The Federal Courts of Appeals have issued the following FAA opinions in recent days:
1) Aviles v. Russell Stover Candies, No. 12-11227 (5th Cir. Apr. 4, 2014) (click here for a copy of the decision) – As a result of the arbitration agreement’s broad delegation clause and the Supreme Court’s Rent-A-Center decision, an arbitrator, not a court, must decide whether the arbitration agreement is illusory because the employer may unilaterally modify the agreement.
2) Russell v. Citigroup, No. 13-5994 (6th Cir. Apr. 4, 2014) (click here for a copy of the decision) – Because the arbitration agreement used the present tense and covered disputes that “arise” between the employee and employer (as opposed to “arose” or “have arisen”), the arbitration clause governs only disputes that begin in the present or future. As a result, the arbitration agreement did not cover lawsuits that had already been pending before the arbitration agreement was signed.

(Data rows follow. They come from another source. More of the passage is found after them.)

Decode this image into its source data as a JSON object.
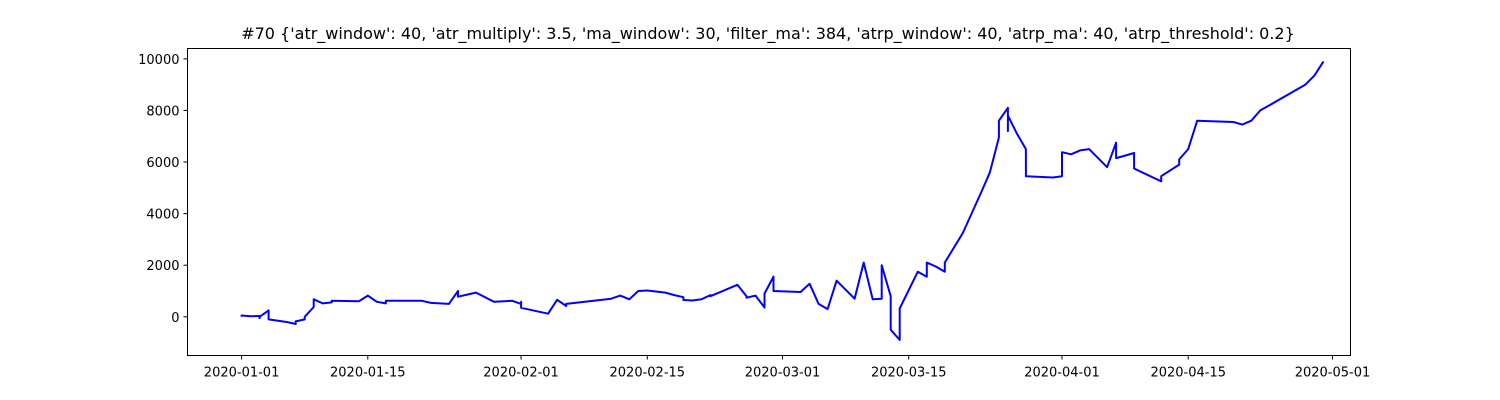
{
  "chart_data": {
    "type": "line",
    "title": "#70 {'atr_window': 40, 'atr_multiply': 3.5, 'ma_window': 30, 'filter_ma': 384, 'atrp_window': 40, 'atrp_ma': 40, 'atrp_threshold': 0.2}",
    "xlabel": "",
    "ylabel": "",
    "x_type": "date",
    "xlim": [
      "2019-12-26",
      "2020-05-03"
    ],
    "ylim": [
      -1500,
      10400
    ],
    "x_ticks": [
      "2020-01-01",
      "2020-01-15",
      "2020-02-01",
      "2020-02-15",
      "2020-03-01",
      "2020-03-15",
      "2020-04-01",
      "2020-04-15",
      "2020-05-01"
    ],
    "y_ticks": [
      0,
      2000,
      4000,
      6000,
      8000,
      10000
    ],
    "grid": false,
    "color": "#0000ff",
    "series": [
      {
        "points": [
          [
            "2020-01-01",
            0
          ],
          [
            "2020-01-01",
            50
          ],
          [
            "2020-01-02",
            20
          ],
          [
            "2020-01-03",
            30
          ],
          [
            "2020-01-03",
            -50
          ],
          [
            "2020-01-03",
            0
          ],
          [
            "2020-01-04",
            250
          ],
          [
            "2020-01-04",
            200
          ],
          [
            "2020-01-04",
            -100
          ],
          [
            "2020-01-06",
            -200
          ],
          [
            "2020-01-07",
            -280
          ],
          [
            "2020-01-07",
            -180
          ],
          [
            "2020-01-08",
            -100
          ],
          [
            "2020-01-08",
            0
          ],
          [
            "2020-01-09",
            380
          ],
          [
            "2020-01-09",
            680
          ],
          [
            "2020-01-10",
            520
          ],
          [
            "2020-01-11",
            560
          ],
          [
            "2020-01-11",
            620
          ],
          [
            "2020-01-14",
            600
          ],
          [
            "2020-01-15",
            820
          ],
          [
            "2020-01-16",
            580
          ],
          [
            "2020-01-17",
            520
          ],
          [
            "2020-01-17",
            620
          ],
          [
            "2020-01-21",
            620
          ],
          [
            "2020-01-22",
            540
          ],
          [
            "2020-01-24",
            500
          ],
          [
            "2020-01-25",
            1000
          ],
          [
            "2020-01-25",
            780
          ],
          [
            "2020-01-27",
            940
          ],
          [
            "2020-01-29",
            580
          ],
          [
            "2020-01-31",
            620
          ],
          [
            "2020-02-01",
            500
          ],
          [
            "2020-02-01",
            580
          ],
          [
            "2020-02-01",
            350
          ],
          [
            "2020-02-04",
            120
          ],
          [
            "2020-02-05",
            660
          ],
          [
            "2020-02-06",
            420
          ],
          [
            "2020-02-06",
            500
          ],
          [
            "2020-02-11",
            700
          ],
          [
            "2020-02-12",
            820
          ],
          [
            "2020-02-13",
            680
          ],
          [
            "2020-02-14",
            1000
          ],
          [
            "2020-02-15",
            1020
          ],
          [
            "2020-02-17",
            940
          ],
          [
            "2020-02-18",
            840
          ],
          [
            "2020-02-19",
            760
          ],
          [
            "2020-02-19",
            650
          ],
          [
            "2020-02-20",
            630
          ],
          [
            "2020-02-21",
            680
          ],
          [
            "2020-02-22",
            840
          ],
          [
            "2020-02-22",
            800
          ],
          [
            "2020-02-25",
            1240
          ],
          [
            "2020-02-26",
            800
          ],
          [
            "2020-02-26",
            740
          ],
          [
            "2020-02-27",
            820
          ],
          [
            "2020-02-28",
            360
          ],
          [
            "2020-02-28",
            840
          ],
          [
            "2020-02-28",
            860
          ],
          [
            "2020-02-28",
            900
          ],
          [
            "2020-02-29",
            1560
          ],
          [
            "2020-02-29",
            1000
          ],
          [
            "2020-03-03",
            960
          ],
          [
            "2020-03-04",
            1280
          ],
          [
            "2020-03-05",
            500
          ],
          [
            "2020-03-06",
            300
          ],
          [
            "2020-03-07",
            1400
          ],
          [
            "2020-03-09",
            700
          ],
          [
            "2020-03-10",
            2100
          ],
          [
            "2020-03-11",
            680
          ],
          [
            "2020-03-12",
            700
          ],
          [
            "2020-03-12",
            2000
          ],
          [
            "2020-03-13",
            800
          ],
          [
            "2020-03-13",
            -500
          ],
          [
            "2020-03-14",
            -900
          ],
          [
            "2020-03-14",
            320
          ],
          [
            "2020-03-16",
            1750
          ],
          [
            "2020-03-17",
            1550
          ],
          [
            "2020-03-17",
            2100
          ],
          [
            "2020-03-18",
            1950
          ],
          [
            "2020-03-19",
            1750
          ],
          [
            "2020-03-19",
            2100
          ],
          [
            "2020-03-21",
            3250
          ],
          [
            "2020-03-23",
            4800
          ],
          [
            "2020-03-24",
            5600
          ],
          [
            "2020-03-25",
            6950
          ],
          [
            "2020-03-25",
            7600
          ],
          [
            "2020-03-26",
            8100
          ],
          [
            "2020-03-26",
            7200
          ],
          [
            "2020-03-26",
            7800
          ],
          [
            "2020-03-27",
            7100
          ],
          [
            "2020-03-28",
            6500
          ],
          [
            "2020-03-28",
            5450
          ],
          [
            "2020-03-31",
            5400
          ],
          [
            "2020-04-01",
            5450
          ],
          [
            "2020-04-01",
            6380
          ],
          [
            "2020-04-02",
            6300
          ],
          [
            "2020-04-03",
            6450
          ],
          [
            "2020-04-04",
            6500
          ],
          [
            "2020-04-06",
            5800
          ],
          [
            "2020-04-07",
            6750
          ],
          [
            "2020-04-07",
            6150
          ],
          [
            "2020-04-08",
            6250
          ],
          [
            "2020-04-09",
            6350
          ],
          [
            "2020-04-09",
            5750
          ],
          [
            "2020-04-12",
            5250
          ],
          [
            "2020-04-12",
            5450
          ],
          [
            "2020-04-14",
            5900
          ],
          [
            "2020-04-14",
            6100
          ],
          [
            "2020-04-15",
            6500
          ],
          [
            "2020-04-16",
            7600
          ],
          [
            "2020-04-20",
            7550
          ],
          [
            "2020-04-21",
            7450
          ],
          [
            "2020-04-22",
            7600
          ],
          [
            "2020-04-23",
            8000
          ],
          [
            "2020-04-24",
            8200
          ],
          [
            "2020-04-28",
            9000
          ],
          [
            "2020-04-29",
            9350
          ],
          [
            "2020-04-30",
            9900
          ]
        ]
      }
    ]
  }
}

3) Ball v. Stylecraft Homes, No. 13-1946 (4th Cir. Apr. 3, 2014) (click here for a copy of the decision) – lower court properly dismissed motion to vacate an arbitration award because of lack of federal subject matter jurisdiction.
4) Wetzel’s Pretzels, LLC v. Johnson, No. 12-56716 (9th Cir. Apr. 3, 2014) (click here for a copy of the decision) – affirming denial of motion to vacate an arbitration award. The arbitrator’s award in connection with a franchise dispute was not “completely irrational” or in “manifest disregard of the law” because the arbitrator’s award merely enforced the terms of the franchise agreement.